La fermière Pénélope est à sa lessive avec Kalidassa, sa servante, quand elle apprend le retour d’Ulysse. Elle prévient Antinoüs, son amant, en fait un jeune berger athlétique qui se lasse d’elle et craint son mari.
« Tu es l’ami de mon fils, tu viens à la ferme parler en voisin, prêter tes bras compatissants à la pauvre veuve qui ne peut dépendre la herse ou décider l’âne. Tu joues à la balle avec Kalidassa : c’est peut-être pour elle que tu viens. Moi, je mesure l’huile aux calens, je gronde pour les chaudrons non récurés, je fais la pauvrille économe et je reprends le tissage de cette grande toile qui encombre le grenier. »
Ledit mari arrive anonymement, sale gueux vieilli et barbu, plein d’appréhensions et de douce redécouverte de son domaine en piètre état ; il étouffe sa vieille pie, seule à le reconnaître, pour qu’elle ne le trahisse pas. Il désire sa femme qui feint de ne pas le reconnaître, veuve éplorée, plus rusée que lui.
« Cette marche vélivole avait démarré en lui les fantômes de tartanes et de balancelles dont il était plein ; elle avait fondu Pénélope et les carènes gémissantes en un seul être qui tenait de la nef et de la femme et d’autant plus désirable. »
Ivre, il fait fuir Antinoüs, qui se tue dans un éboulement de la falaise. Kalidassa, qui aimait le pâtre, se pend.
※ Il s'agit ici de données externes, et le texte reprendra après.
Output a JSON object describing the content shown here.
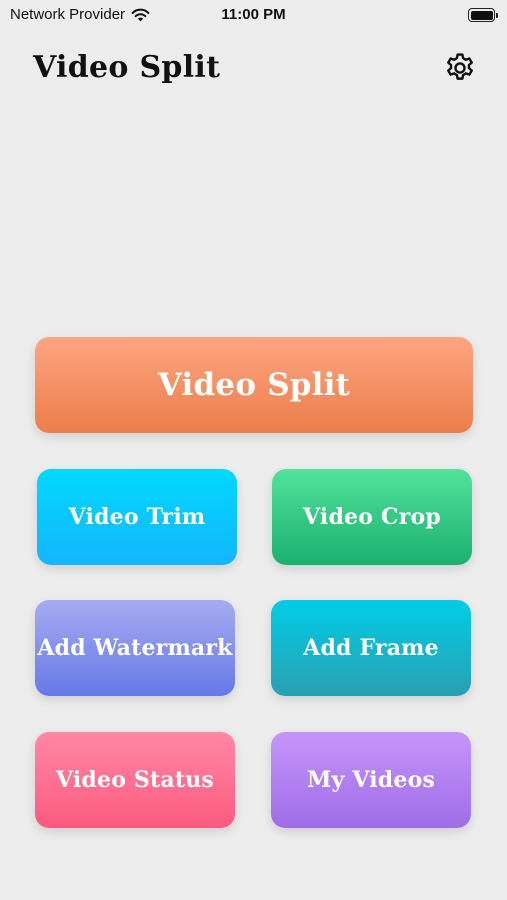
{
  "status_bar": {
    "carrier": "Network Provider",
    "time": "11:00 PM",
    "wifi_icon": "wifi-icon",
    "battery_icon": "battery-icon"
  },
  "header": {
    "title": "Video Split",
    "settings_icon": "gear-icon"
  },
  "actions": {
    "main": "Video Split",
    "trim": "Video Trim",
    "crop": "Video Crop",
    "watermark": "Add Watermark",
    "frame": "Add Frame",
    "status": "Video Status",
    "my_videos": "My Videos"
  },
  "colors": {
    "background": "#ececec",
    "main": [
      "#fda580",
      "#ec7d4a"
    ],
    "trim": [
      "#00d8ff",
      "#13b6fb"
    ],
    "crop": [
      "#52e29a",
      "#1ab06f"
    ],
    "watermark": [
      "#a6abf1",
      "#6579e7"
    ],
    "frame": [
      "#00cde8",
      "#2a9fb1"
    ],
    "status": [
      "#ff88a5",
      "#fb5a7e"
    ],
    "my_videos": [
      "#c695fa",
      "#9e6ce7"
    ]
  }
}
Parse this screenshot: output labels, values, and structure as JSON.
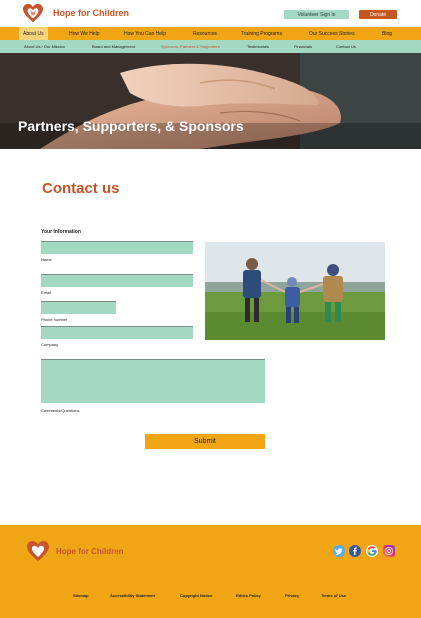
{
  "header": {
    "brand": "Hope for Children",
    "volunteer_label": "Volunteer Sign in",
    "donate_label": "Donate"
  },
  "main_nav": [
    {
      "label": "About Us",
      "active": true
    },
    {
      "label": "How We Help"
    },
    {
      "label": "How You Can Help"
    },
    {
      "label": "Resources"
    },
    {
      "label": "Training Programs"
    },
    {
      "label": "Our Success Stories"
    },
    {
      "label": "Blog"
    }
  ],
  "sub_nav": [
    {
      "label": "About Us / Our Mission"
    },
    {
      "label": "Board and Management"
    },
    {
      "label": "Sponsors, Partners & Supporters",
      "current": true
    },
    {
      "label": "Testimonials"
    },
    {
      "label": "Financials"
    },
    {
      "label": "Contact Us"
    }
  ],
  "hero": {
    "title": "Partners, Supporters, & Sponsors"
  },
  "contact": {
    "title": "Contact us",
    "section_label": "Your Information",
    "fields": {
      "name": "Name",
      "email": "Email",
      "phone": "Phone number",
      "company": "Company",
      "comments": "Comments/Questions"
    },
    "submit_label": "Submit"
  },
  "footer": {
    "brand": "Hope for Children",
    "links": [
      "Sitemap",
      "Accessibility Statement",
      "Copyright Notice",
      "Ethics Policy",
      "Privacy",
      "Terms of Use"
    ]
  },
  "colors": {
    "accent_orange": "#f0a515",
    "brand_red": "#c8552a",
    "mint": "#a3d8c3"
  },
  "icons": [
    "heart-logo-icon",
    "twitter-icon",
    "facebook-icon",
    "google-icon",
    "instagram-icon"
  ]
}
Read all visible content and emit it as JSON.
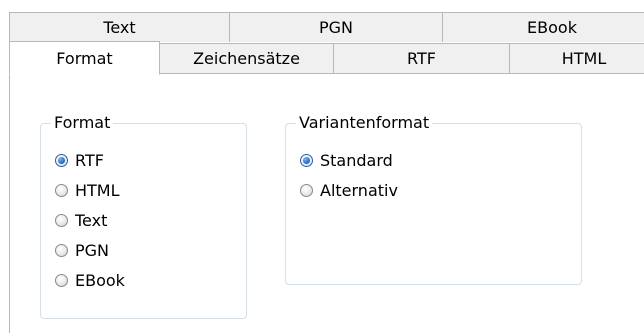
{
  "tabs_back": [
    {
      "label": "Text"
    },
    {
      "label": "PGN"
    },
    {
      "label": "EBook"
    }
  ],
  "tabs_front": [
    {
      "label": "Format",
      "active": true
    },
    {
      "label": "Zeichensätze"
    },
    {
      "label": "RTF"
    },
    {
      "label": "HTML"
    }
  ],
  "format_group": {
    "title": "Format",
    "options": [
      {
        "label": "RTF",
        "checked": true
      },
      {
        "label": "HTML",
        "checked": false
      },
      {
        "label": "Text",
        "checked": false
      },
      {
        "label": "PGN",
        "checked": false
      },
      {
        "label": "EBook",
        "checked": false
      }
    ]
  },
  "variant_group": {
    "title": "Variantenformat",
    "options": [
      {
        "label": "Standard",
        "checked": true
      },
      {
        "label": "Alternativ",
        "checked": false
      }
    ]
  }
}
La terreur submerge l’île, puis l’orateur inspiré répand ses mensonges.
« On répéta ses récits aux veillées ; les jeunes enfants lardaient de flèches de joncs de vieilles outres figurant les cyclopes. »
Télémaque, qui avait abandonné son père jugé trop pusillanime, revient d’errances pleines de périls en Égypte et en mer ; ses récits véridiques ne sont pas crus, et il est plein de haine pour son père, le fabulateur.
« Il y avait à dîner Kallimaquès, un philosophe qui s’était mis dans le commerce des cochons. Il cligna malicieusement de l’œil vers Pénélope et vers Ulysse, puis, amenuisant sa bouche et dressant sous le nez du conteur ses doigts réunis en bouton de lotus, il dit :
– La vérité, la vérité, vous avez toujours ce mot-là à la bouche ! Sais-tu seulement ce qu’elle est ? T’es-tu rendu compte que ton regard intérieur vole vers elle par bonds maladroits, comme la pierre qui ricoche sur la pellicule fragile de l’étang ? Écoute : La vérité est supposons ce saule sur l’autre bord de la mare. Regarde ! Je lance ce galet plat. Je fais avec ce galet l’investigation du côté de la vérité, ce saule. Vois : le galet bondit sur l’eau molle, bondit en bonds de plus en plus courts, puis, manquant de force, il s’enfonce et se noie. Pour celui-là, la vérité c’est la bouche sombre de l’eau. J’en lance un autre : une crispation de nerf, une corde qui s’est pliée dans mon coude et, vois, la direction est rompue. Pour celui-là, la vérité c’est ce lit de boue où il tombe sur l’autre bord. Et cependant, il était bien entendu que la vérité c’était ce saule ! Un galet sur dix ira sur le saule : celui-là ne saura pas qu’il a atteint la vérité.
Et pendant que Télémaque, de plus en plus furieux, écrasait à coups de poings une bolée de figues fleurs, Kallimaquès tourna son escabeau vers Ulysse.
– Ces jeunes gens, poursuivit-il, ont une belle imagination. Féconde, vraiment très féconde, mais elle fait des enfants mal finis. Maître Ulysse, changez-nous un peu de ces jeux de cervelle : j’ai besoin d’écouter quelque chose qui sente sa réalité. Ne me ferez-vous pas la politesse de raconter une de vos aventures ? »
Ulysse entretemps aime à faire voguer une canette sur un bassin, tissant de nouveaux mensonges à son périple maritime.
Personnellement, j’aurais tendance à donner du crédit à cette version de la genèse du fameux poème du dénommé Homère…
Mais ce qui me comble le plus chez Giono, ce sont ses bonheurs de métaphores :
« Là-haut, contre la porte de la ville, les branches méduséennes d’un figuier enlaçaient un globe d’ombre fraîche. »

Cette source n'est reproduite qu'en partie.